Pierre Englebert, 63 ans, habite Fléron. Il tient aujourd'hui à partage au pape François l'emprise sous laquelle il a été entre le début de son adolescence et ses 22 ans.
Votre Sainteté,
Je vous écris afin que vous sachiez ce que j’ai vécu par le fait d’un prêtre, afin que vous connaissiez l’ampleur de ce que je vis actuellement et de ce que j’envisage afin que tout ceci ne se reproduise plus.
J’ai été sous l’emprise d’un prêtre, grand ami de la famille, depuis mes 14 à 15 ans jusqu’à 22 ans. Ce prêtre partageait nos vacances et, pendant ces 15 jours, toutes les nuits, il profitait de mon corps pour son plaisir sexuel à lui.
Il a bien vite repéré (je le connais depuis que j’ai une dizaine d’années) que je pouvais être une proie intéressante. Il me disait que tous les garçons faisaient cela, à moi, qui ne pouvait pas avoir de contact avec des enfants de mon âge. Mes parents étaient très stricts et mon père particulièrement colérique. Quand ce prêtre était à la maison, je me sentais protégé de ce qui pouvait s’y passer. En quelque sorte, je l’idolâtrais, au sens premier, et je me sentais en sécurité quand il était là. Je vivais également ces nuits comme, d’une part, ma contribution obligatoire à son bien-être et, d’autre part, comme l’impression d’être choisi, élu… dans le secret, bien sûr.
Il ne m’a pas permis de connaître ce qu’était réellement ma sexualité, ceci étant un tabou absolu au sein de la famille et de la société à l’époque, les années 80, principalement.
C’est lui qui a célébré notre mariage. Pendant des années, j’ai pensé à lui comme à un ange, quelque part, qui me protégeait, garant de ma vie, même si je ne le voyais que très rarement.
Ce n’est qu’au décès de mon père (j’avais, alors, presque 50 ans) que j’ai compris peu à peu (quatorze ans), via une psychothérapie analytique, que ce que j’avais vécu n’était pas correct et que, si cela n’avait pas eu lieu, ma vie aurait pris une direction où je ne me serais pas senti en dehors de la société, de moi-même.
Ce que je vis, aujourd’hui, c’est que le peu de personnes auxquelles j’en ai parlé, tant dans la famille qu’auprès d’"amis" ont, toutes, exprimé leur horreur et ne me contactent quasiment plus. Je dois rester dans l’isolement, comme un pestiféré. Continuer à vivre et faire comme si cela n’avait pas existé.
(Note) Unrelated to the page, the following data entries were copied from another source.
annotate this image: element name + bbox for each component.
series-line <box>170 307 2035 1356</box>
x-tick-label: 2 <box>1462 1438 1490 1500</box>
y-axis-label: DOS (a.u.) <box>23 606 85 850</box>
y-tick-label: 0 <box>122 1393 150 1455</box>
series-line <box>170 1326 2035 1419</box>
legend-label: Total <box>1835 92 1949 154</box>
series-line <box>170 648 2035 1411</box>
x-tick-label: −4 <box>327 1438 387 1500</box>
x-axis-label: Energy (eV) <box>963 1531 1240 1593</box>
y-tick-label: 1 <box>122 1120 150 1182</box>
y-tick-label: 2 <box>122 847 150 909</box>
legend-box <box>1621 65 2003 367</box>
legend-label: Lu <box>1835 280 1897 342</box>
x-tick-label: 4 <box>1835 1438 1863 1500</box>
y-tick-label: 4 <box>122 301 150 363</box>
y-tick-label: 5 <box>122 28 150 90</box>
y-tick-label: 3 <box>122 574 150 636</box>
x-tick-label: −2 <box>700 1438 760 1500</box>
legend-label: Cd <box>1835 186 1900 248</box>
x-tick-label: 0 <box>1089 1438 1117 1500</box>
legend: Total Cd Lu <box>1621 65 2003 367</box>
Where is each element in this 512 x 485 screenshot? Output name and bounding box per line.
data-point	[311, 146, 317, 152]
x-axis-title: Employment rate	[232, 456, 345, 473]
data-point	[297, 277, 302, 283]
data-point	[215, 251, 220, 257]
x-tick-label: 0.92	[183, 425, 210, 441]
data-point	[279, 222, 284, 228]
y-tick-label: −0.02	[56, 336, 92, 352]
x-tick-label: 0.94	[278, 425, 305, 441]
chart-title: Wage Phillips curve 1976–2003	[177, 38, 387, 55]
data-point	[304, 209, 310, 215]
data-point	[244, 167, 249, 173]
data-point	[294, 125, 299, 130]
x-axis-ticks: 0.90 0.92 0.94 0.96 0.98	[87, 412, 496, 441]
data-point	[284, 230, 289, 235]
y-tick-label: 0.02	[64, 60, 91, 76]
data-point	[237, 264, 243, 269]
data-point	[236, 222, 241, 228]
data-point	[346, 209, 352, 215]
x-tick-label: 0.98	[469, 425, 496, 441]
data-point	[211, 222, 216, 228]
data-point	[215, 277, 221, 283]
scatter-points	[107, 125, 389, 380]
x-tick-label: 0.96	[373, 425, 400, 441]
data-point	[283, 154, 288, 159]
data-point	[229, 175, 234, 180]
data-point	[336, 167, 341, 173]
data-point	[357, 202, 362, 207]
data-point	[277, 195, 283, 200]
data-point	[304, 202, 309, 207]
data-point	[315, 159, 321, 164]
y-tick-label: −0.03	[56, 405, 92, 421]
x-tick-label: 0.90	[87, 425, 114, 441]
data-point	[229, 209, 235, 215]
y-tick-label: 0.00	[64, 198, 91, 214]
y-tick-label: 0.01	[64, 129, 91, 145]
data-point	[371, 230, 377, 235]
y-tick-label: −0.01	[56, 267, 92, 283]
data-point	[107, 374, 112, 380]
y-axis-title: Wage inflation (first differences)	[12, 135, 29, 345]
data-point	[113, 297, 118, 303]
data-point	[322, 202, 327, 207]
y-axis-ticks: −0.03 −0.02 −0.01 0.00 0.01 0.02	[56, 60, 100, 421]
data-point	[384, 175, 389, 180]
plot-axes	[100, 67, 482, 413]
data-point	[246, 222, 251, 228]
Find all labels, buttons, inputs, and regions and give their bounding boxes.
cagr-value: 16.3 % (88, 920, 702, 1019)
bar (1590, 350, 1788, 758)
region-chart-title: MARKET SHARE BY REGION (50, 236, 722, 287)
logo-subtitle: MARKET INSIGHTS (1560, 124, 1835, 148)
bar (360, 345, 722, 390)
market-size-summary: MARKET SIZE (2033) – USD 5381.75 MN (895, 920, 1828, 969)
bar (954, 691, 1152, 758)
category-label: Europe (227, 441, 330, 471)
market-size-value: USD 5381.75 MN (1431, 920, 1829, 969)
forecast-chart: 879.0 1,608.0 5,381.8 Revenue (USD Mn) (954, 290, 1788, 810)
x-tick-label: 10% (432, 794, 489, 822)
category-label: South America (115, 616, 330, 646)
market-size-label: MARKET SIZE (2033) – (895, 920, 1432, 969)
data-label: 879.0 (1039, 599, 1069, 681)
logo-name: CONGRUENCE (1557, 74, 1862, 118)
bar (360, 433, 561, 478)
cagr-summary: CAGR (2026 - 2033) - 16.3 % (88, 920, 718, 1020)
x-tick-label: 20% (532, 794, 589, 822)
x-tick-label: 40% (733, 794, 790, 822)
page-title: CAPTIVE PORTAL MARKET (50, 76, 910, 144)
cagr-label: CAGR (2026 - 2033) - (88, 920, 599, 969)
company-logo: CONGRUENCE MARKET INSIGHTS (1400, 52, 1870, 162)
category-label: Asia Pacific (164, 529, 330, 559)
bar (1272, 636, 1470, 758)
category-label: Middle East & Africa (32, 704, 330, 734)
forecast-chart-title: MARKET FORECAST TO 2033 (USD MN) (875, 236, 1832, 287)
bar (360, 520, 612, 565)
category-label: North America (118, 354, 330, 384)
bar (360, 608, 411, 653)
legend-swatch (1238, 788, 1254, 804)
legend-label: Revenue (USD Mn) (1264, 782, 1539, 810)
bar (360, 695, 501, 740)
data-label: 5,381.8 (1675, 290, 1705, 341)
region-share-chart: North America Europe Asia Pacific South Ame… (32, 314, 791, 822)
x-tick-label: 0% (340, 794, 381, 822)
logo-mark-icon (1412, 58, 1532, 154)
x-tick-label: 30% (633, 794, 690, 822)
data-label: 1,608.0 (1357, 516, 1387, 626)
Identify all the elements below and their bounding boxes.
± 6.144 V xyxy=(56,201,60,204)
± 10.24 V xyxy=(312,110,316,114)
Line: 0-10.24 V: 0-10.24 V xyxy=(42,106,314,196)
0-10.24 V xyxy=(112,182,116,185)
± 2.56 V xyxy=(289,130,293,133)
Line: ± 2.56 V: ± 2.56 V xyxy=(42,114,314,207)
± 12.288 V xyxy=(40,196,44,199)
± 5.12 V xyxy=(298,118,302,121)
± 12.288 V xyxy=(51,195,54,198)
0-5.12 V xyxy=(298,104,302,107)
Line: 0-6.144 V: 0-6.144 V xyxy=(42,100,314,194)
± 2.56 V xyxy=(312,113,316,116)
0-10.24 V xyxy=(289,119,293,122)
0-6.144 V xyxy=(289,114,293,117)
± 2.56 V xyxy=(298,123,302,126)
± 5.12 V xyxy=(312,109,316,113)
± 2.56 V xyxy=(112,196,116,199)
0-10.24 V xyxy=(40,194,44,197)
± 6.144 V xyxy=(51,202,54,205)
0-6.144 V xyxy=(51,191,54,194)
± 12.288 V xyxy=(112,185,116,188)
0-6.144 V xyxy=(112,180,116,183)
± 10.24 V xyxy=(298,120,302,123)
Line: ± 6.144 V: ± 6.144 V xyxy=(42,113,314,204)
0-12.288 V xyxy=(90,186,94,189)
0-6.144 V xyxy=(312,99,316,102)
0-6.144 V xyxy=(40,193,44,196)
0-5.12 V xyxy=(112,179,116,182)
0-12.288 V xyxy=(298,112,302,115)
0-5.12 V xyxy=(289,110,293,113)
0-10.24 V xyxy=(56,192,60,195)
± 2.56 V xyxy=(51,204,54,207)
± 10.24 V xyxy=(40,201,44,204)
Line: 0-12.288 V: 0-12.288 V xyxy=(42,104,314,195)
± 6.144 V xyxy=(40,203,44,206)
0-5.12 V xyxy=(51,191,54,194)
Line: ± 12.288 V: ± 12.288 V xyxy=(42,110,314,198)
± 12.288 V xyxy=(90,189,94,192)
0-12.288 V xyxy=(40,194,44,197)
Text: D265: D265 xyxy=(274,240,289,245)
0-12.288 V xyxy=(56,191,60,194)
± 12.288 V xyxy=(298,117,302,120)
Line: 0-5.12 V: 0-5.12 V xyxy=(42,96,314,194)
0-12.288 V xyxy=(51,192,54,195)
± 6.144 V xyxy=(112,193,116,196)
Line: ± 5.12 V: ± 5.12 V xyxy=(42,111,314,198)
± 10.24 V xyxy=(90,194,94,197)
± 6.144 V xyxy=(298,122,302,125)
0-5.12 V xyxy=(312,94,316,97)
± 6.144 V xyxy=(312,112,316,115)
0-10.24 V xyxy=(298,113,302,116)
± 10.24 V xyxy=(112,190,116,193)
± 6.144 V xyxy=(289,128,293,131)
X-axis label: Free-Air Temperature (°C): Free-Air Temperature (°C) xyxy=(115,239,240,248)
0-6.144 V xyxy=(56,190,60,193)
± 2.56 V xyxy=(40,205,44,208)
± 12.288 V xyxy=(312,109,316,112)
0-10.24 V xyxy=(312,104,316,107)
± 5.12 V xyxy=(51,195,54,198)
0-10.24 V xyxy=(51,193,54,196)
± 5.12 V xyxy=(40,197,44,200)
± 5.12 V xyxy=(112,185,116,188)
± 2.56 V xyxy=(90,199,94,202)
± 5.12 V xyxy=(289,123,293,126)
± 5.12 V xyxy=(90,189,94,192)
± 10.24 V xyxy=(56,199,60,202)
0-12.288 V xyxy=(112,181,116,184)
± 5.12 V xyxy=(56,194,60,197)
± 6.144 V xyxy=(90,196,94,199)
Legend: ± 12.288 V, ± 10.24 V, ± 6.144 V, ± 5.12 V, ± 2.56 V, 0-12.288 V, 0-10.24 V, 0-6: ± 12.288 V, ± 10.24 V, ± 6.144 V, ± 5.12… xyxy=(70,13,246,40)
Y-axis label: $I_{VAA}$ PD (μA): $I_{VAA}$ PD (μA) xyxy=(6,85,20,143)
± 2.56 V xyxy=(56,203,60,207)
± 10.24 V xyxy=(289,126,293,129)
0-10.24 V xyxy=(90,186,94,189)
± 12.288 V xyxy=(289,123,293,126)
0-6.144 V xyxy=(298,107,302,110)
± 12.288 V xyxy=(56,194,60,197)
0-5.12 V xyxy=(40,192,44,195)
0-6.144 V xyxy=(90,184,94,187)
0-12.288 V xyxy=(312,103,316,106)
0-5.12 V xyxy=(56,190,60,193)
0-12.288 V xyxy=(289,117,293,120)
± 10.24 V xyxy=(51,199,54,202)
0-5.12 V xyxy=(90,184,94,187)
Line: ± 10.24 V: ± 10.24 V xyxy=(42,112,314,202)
J’ai été reçu par des personnes au sein de l’Eglise qui m’ont écouté, m’ont indemnisé, et tout cela s’est très mal passé. Je suis resté quatre ans dans l’attente, dans le doute par rapport au fait que l’on pourrait ne pas me croire. Et cela continue.
La seule chose qui me permet de continuer à vivre est d’oser croire que ma vie pourrait, quand même, servir à quelque chose. Je voudrais que l’on en arrive, au sein de l’Eglise, à décider de ne plus placer une omerta sur tout ceci, mais, justement, à créer une dynamique qui puisse servir d’exemple pour la société dans son entièreté, que l’Eglise soit à l’avant-garde, car des actes comme ceux que j’ai vécus ont lieu dans toutes les strates de la société et pas seulement dans l’Eglise. Mon slogan est "On ne peut pas toucher à un enfant", quel qu’il soit, quelles que soient sa religion et sa famille.
En conclusion, très Saint Père, j’ose vous écrire ce que j’ai fait il y a maintenant deux ou trois ans. Un après-midi, accompagné d’une personne, je suis allé porter, sur la tombe de ce prêtre, le cadeau qu’il nous avait fait à l’occasion de notre mariage (une lampe de salon) et j’y ai collé trois post-it avec ces mots: "Colère", "Liberté" et "Pardon".
Je n’ose imaginer ce que sa vie, à lui, a été et espère qu’il a, maintenant, trouvé la Paix.
Je vous remercie pour votre lecture dont je ne doute pas qu’elle ait été attentive et vous prie d’agréer, très Saint Père, l’assurance de mes sentiments les plus respectueux et dévoués.